Michael Nowak closed out the AFA’s Evolve conference on Thursday, on the back of speeches from the likes of ASIC chair Joe Longo and financial services minister Jane Hume, and welcomed a “change in tone” from the government and the corporate regulator.
“This is so encouraging and gives us reason to believe that the tide is turning for advisers and the advice sector after we’ve been flooded by a tsunami of regulation,” Mr Nowak said.
“We are being listened to, and there are actions in place to start to facilitate a more sensible working environment for financial advice.
“The hard work by the AFA and other associations seems to be working.”
Speaking at the conference on Tuesday, AFA CEO Helen Morgan-Banda likened the changes in the industry — including a new raft of regulations to start next month — as a “pincer movement”.
“On the one hand, there is the ever-increasing compliance burden and associated costs. On the other is the need to meet further educational requirements by the end of 2025,” Ms Morgan-Banda said.
The new upcoming regulations will include changes to information sharing and breach reporting and are set to commence on 5 October.
One widely praised inclusion in the upcoming regulations is the removal of the requirement for financial advisers to report “nil complaints”.
On Thursday, ASIC released its guidance on hawking which ASIC deputy chair Karen Chester said “put in place fairness protections so consumers are not sold products they don’t want or don’t need”.

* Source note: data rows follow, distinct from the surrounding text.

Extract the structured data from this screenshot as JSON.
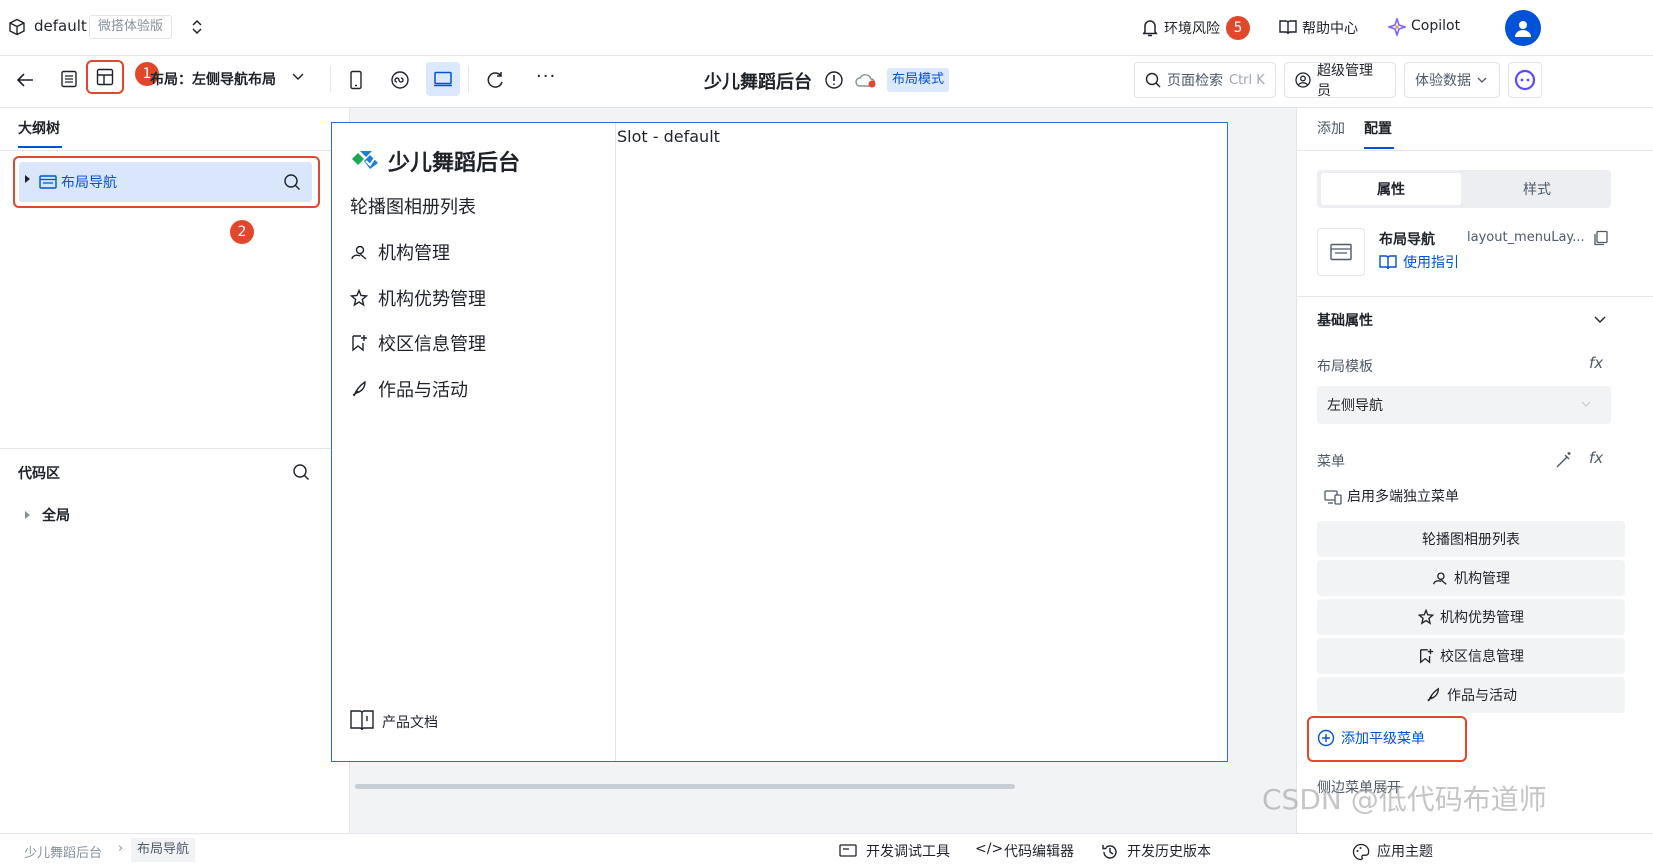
{
  "topbar": {
    "app_name": "default",
    "edition_badge": "微搭体验版",
    "env_risk_label": "环境风险",
    "env_risk_count": "5",
    "help_label": "帮助中心",
    "copilot_label": "Copilot"
  },
  "toolbar": {
    "layout_label": "布局：左侧导航布局",
    "page_title": "少儿舞蹈后台",
    "layout_mode_tag": "布局模式",
    "search_label": "页面检索",
    "search_shortcut": "Ctrl K",
    "role_label": "超级管理员",
    "data_label": "体验数据"
  },
  "annotations": {
    "step1": "1",
    "step2": "2"
  },
  "outline": {
    "tab_label": "大纲树",
    "node_label": "布局导航"
  },
  "code_area": {
    "title": "代码区",
    "global_label": "全局"
  },
  "preview": {
    "brand": "少儿舞蹈后台",
    "slot_label": "Slot - default",
    "menu": [
      "轮播图相册列表",
      "机构管理",
      "机构优势管理",
      "校区信息管理",
      "作品与活动"
    ],
    "footer_doc": "产品文档"
  },
  "right": {
    "tab_add": "添加",
    "tab_config": "配置",
    "seg_props": "属性",
    "seg_style": "样式",
    "comp_name": "布局导航",
    "comp_id": "layout_menuLay...",
    "guide_link": "使用指引",
    "section_basic": "基础属性",
    "layout_template_label": "布局模板",
    "layout_template_value": "左侧导航",
    "menu_label": "菜单",
    "multi_menu_label": "启用多端独立菜单",
    "menu_items": [
      "轮播图相册列表",
      "机构管理",
      "机构优势管理",
      "校区信息管理",
      "作品与活动"
    ],
    "add_menu": "添加平级菜单",
    "side_menu_expand": "侧边菜单展开"
  },
  "bottombar": {
    "crumb_root": "少儿舞蹈后台",
    "crumb_current": "布局导航",
    "devtools": "开发调试工具",
    "code_editor": "代码编辑器",
    "history": "开发历史版本",
    "theme": "应用主题"
  },
  "watermark": "CSDN @低代码布道师",
  "colors": {
    "accent": "#0052d9",
    "annotation_red": "#e2472c",
    "selected_bg": "#d9e6fb",
    "tag_bg": "#dbe8fd"
  }
}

“I expect a lot of members are heartened by the change of tone and are looking forward to the future with more hope and anticipation. Australians need you. Keep up the great work,” Mr Nowak concluded in his address.

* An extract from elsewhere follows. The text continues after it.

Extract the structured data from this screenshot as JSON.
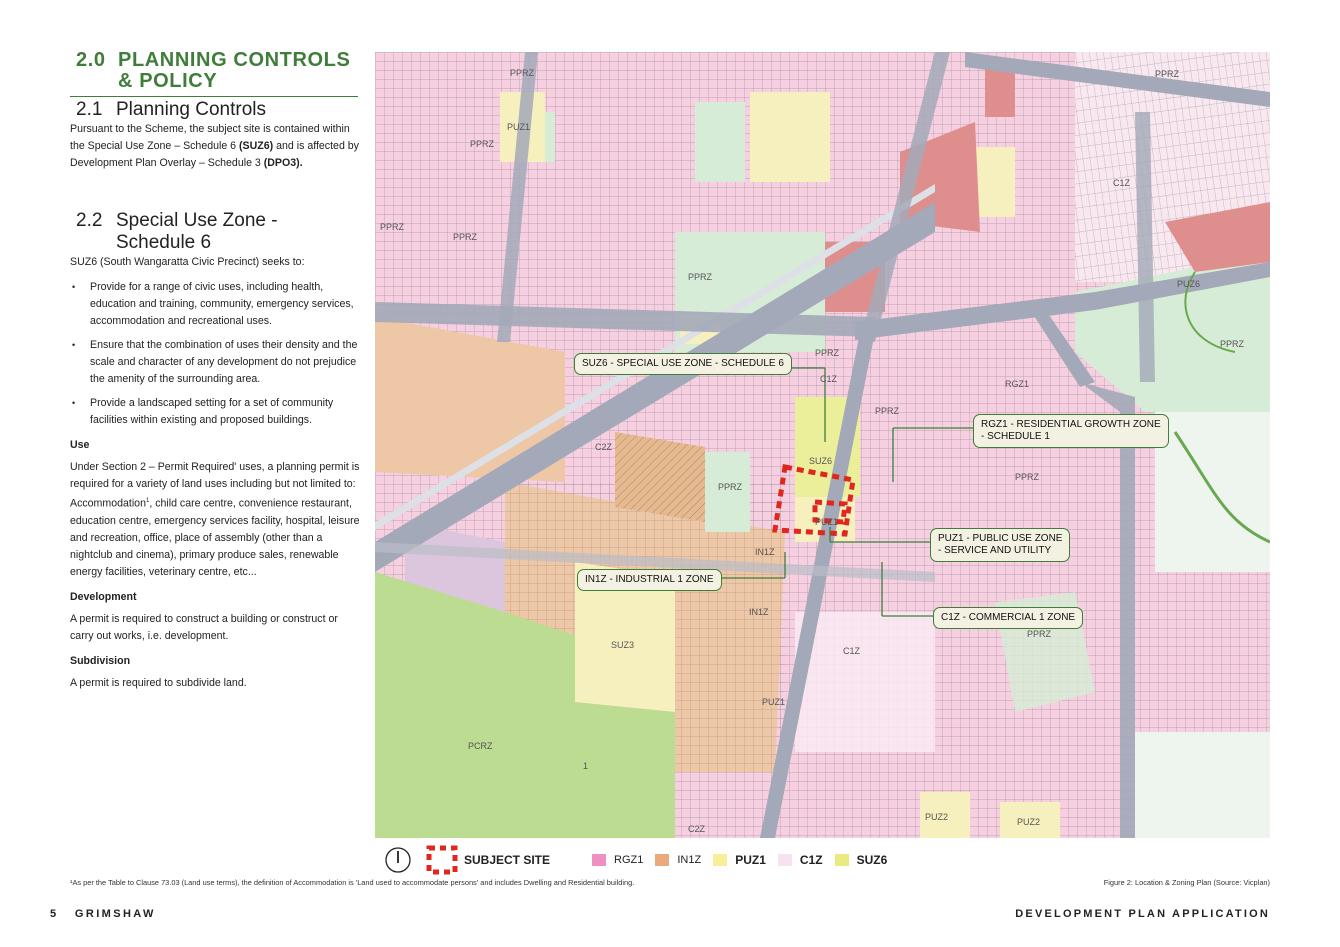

Mr Nowaky obviously sees thing far differently from his lofty afa position to that of the majority of advisers OR was this further association greasing to Joe and Jane? unbelievable!
I don’t understand all this congratulations about rescinding the “reporting that there’s nothing to report” elements of DDO. It was an extremely bad piece of regulation that never should have been there in the first place. The only way its removal would be praiseworthy, is if it was accompanied by the sacking of those responsible for originally including it.
Praiseworthy regulatory change would be removing advisers from the control of AFCA, Austrac, ASIC and licensees, in favour of a genuine Single Disciplinary Body. It would be completely overhauling Chapter 7 of the Corporations Act. It would be funding ASIC from consolidated revenue and sending it after all the crooks that give dodgy unlicensed advice. When & if those things occur, that will be the time for praise. But not before. Praising anything short of that is like praising a mugger who let you keep your loose change.